The Saudis, on the other hand, were still fearful of any American presence in the Gulf. US bases on Gulf territory would run counter to the anti-Israeli campaign carried on by the sheikhdoms, while a prolonged American presence could quickly ignite the sort of fires that brought ruin upon the Americans and their client government in Lebanon. Reagan’s strategic cooperation agreement with Israel had not been forgotten in the Gulf – and Israel had added fuel to the Gulf War by supplying arms to Saddam Hussein’s Iranian enemy. This was long before Iran – contra, when the Americans used Israel to channel weapons to Tehran.
The Soviets, after watching the destruction of the communist Tudeh party in Iran, were sending massive new tank shipments to Iraq. The Israelis had provided large quantities of small arms and ammunition to the Iranians. So had the Syrians. The French were still supplying Exocet missiles to the Iraqis while the North Koreans sold Soviet rifles to Iran. The Americans had been quietly re-establishing their relations with Baghdad – at this point, they were still increasing their ‘interests section’ in the Belgian embassy in Baghdad – at the very moment when Saddam most needed the moral as well as the military support of a Western power. While George Bush was denouncing Iran’s ‘Oppressive regime’ in Pakistan, Saddam was reported to be hanging deserters by the roadside outside Baghdad.

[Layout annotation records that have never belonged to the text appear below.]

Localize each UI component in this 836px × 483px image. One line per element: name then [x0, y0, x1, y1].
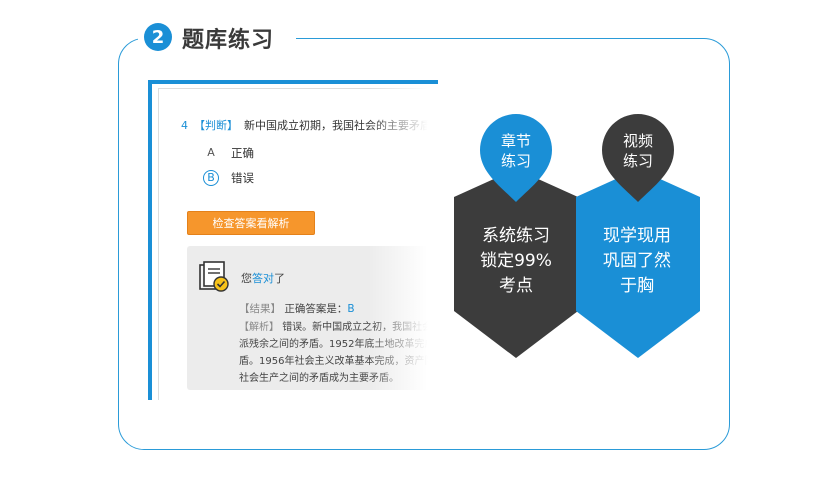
correct-prefix: 您: [241, 272, 252, 285]
panel-fade-overlay: [368, 84, 438, 400]
correct-message: 您答对了: [241, 270, 285, 286]
left-cap-label: 章节 练习: [484, 131, 548, 171]
result-text: 正确答案是：: [284, 303, 348, 315]
right-cap-label: 视频 练习: [606, 131, 670, 171]
document-check-icon: [199, 261, 229, 292]
right-body-line-3: 于胸: [620, 276, 654, 296]
right-body-line-2: 巩固了然: [603, 251, 671, 271]
right-cap-line-1: 视频: [622, 132, 653, 150]
result-answer: B: [347, 303, 355, 315]
left-body-line-1: 系统练习: [482, 226, 550, 246]
result-tag: 【结果】: [239, 303, 281, 315]
right-cap-line-2: 练习: [622, 152, 653, 170]
right-hex-label: 现学现用 巩固了然 于胸: [580, 224, 694, 299]
question-type-tag: 【判断】: [194, 119, 238, 132]
section-title: 题库练习: [182, 28, 275, 53]
option-a-label: 正确: [231, 146, 254, 160]
check-answer-button[interactable]: 检查答案看解析: [187, 211, 315, 235]
option-a[interactable]: A 正确: [203, 145, 254, 161]
question-number: 4: [181, 119, 188, 132]
question-screenshot-panel: 4 【判断】 新中国成立初期，我国社会的主要矛盾是资 A 正确 B 错误 检查答案看…: [148, 80, 438, 400]
left-cap-line-2: 练习: [500, 152, 531, 170]
option-b-letter-selected: B: [203, 170, 219, 186]
analysis-tag: 【解析】: [239, 322, 279, 333]
right-body-line-1: 现学现用: [603, 226, 671, 246]
left-body-line-2: 锁定99%: [480, 251, 552, 271]
correct-suffix: 了: [274, 272, 285, 285]
section-number-badge: 2: [144, 23, 172, 51]
option-b-label: 错误: [231, 171, 254, 185]
option-a-letter: A: [207, 146, 215, 159]
result-line: 【结果】 正确答案是：B: [239, 301, 355, 316]
left-hex-label: 系统练习 锁定99% 考点: [460, 224, 572, 299]
correct-highlight: 答对: [252, 272, 274, 285]
left-body-line-3: 考点: [499, 276, 533, 296]
left-cap-line-1: 章节: [500, 132, 531, 150]
option-b[interactable]: B 错误: [203, 170, 254, 186]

On 29 May 1984 the first load of 400 Stinger anti-aircraft missiles and launchers arrived by air in Saudi Arabia from the United States. President Khamenei of Iran sarcastically warned Washington that Iran would ‘resist and fight’ any US forces sent to the battle zone. ‘If the Americans are prepared to sink in the depths of the Persian Gulf waters for nothing, then let them come with their faith, motivation and divine power,’ he said. As for the Gulf Arabs, he warned: ‘You will be neutral in the war only if you do not provide Saddam with any assistance. But a neighbour who wants to deliver a blow at us is more dangerous than a stranger, and we should face that danger.’ Well aware that the Arabs were still giving huge financial support to Iraq, the oil-tanker crews took Khamenei’s threats seriously. Several vessels on the Kuwait run through the sea lanes north-west of Bahrain were now travelling by night for fear of Iranian air attack.
Covering this protracted war for a newspaper was an exhausting, often unrewarding business. The repetition of events, the Iraqi attacks on Kharg Island, the massing of hundreds of thousands of Iranian troops outside Basra, the constant appeals by both sides to the UN Security Council, the sinking of more oil tankers, had a numbing quality about it. Sometimes this titanic bloodbath was called the ‘forgotten war’ – even though at times it approached the carnage of the 1914–18 disaster. I dislike parallels with the two greatest conflicts of the twentieth century. Can we really say, for example, that Saddam’s decision to invade Iran in 1980 was a blunder on the scale of Hitler’s Operation Barbarossa, the Nazi invasion of the Soviet Union in June 1941, which led to the deaths of 20 million Russians – when perhaps only a million Iranians died as a result of Saddam’s aggression? Certainly, by the time it ended, the Iran – Iraq bloodletting had lasted as long as the Vietnam war. And Saddam’s war was the longest conventional conflict of the last century, a struggle of such severity that the barrels of the Iranian army’s guns had to be replaced twelve times before it ended in 1988.